Federico Fellini made Nights of Cabiria in 1957, between his contributions to the waning days of Italian neo-realism, La Strada (1954) and Il Bidone (aka The Swindle, 1955), and his first full-fledged, phantasmagoric films, La Dolce Vita (1960) and 8 1/2 (1963). Poised between realism and dream, it's a darkly shaded fairy tale that unfolds in a place that's recognizably postwar, poverty-stricken Italy, but also the gaudy world of grotesque faces and offhand magic that reveals itself more fully in the director's later films.
Like most Fellini films, Cabiria is anecdotal, a series of set pieces that revolve around the title character, a plucky prostitute played by the director's wife and longtime collaborator Giulietta Masina. The story itself is somewhat glib and sentimental -- which perhaps explains why it was later so easily adapted for a Broadway musical (Sweet Charity) -- with its hard-luck heroine rebounding from one episode to another, but the telling holds one's interest and gives the film its lasting originality.
Cabiria is a creature of bottomless naïvete and we see things through her eyes. A movie star's luxury apartment becomes a mysterious maze, a religious celebration becomes a chaotic crush of wailing hysterics, a shabby hypnotist's act is an occasion of supernatural splendor. Cabiria is both highly sensitive and oblivious to her surroundings -- today we would say she is in denial -- acutely registering and then reinterpreting each incident with a survivor's cunning.

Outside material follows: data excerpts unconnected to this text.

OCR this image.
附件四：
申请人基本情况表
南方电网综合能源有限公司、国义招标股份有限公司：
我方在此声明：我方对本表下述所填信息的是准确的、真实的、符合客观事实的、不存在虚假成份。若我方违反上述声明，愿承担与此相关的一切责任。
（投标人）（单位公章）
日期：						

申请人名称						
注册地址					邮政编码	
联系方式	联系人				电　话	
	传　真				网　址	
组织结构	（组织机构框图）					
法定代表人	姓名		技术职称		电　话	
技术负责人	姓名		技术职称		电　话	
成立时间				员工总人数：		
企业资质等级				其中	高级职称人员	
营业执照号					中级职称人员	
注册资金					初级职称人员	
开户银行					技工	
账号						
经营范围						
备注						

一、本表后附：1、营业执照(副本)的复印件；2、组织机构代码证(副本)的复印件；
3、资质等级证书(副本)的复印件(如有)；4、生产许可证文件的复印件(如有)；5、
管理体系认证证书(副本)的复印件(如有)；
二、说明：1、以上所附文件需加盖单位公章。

The film's climax comes when Cabiria is ensnared in a situation that shatters, temporarily, her steely optimism --it's an effectively devastating moment. And though the film doesn't achieve the wrenching pathos of La Strada or reach the imaginative heights of 8 1/2 , it's still essential Fellini, aided immeasurably by a masterfully comic performance by Masina and, as usual, a note-perfect score by the inimitable Nino Rota.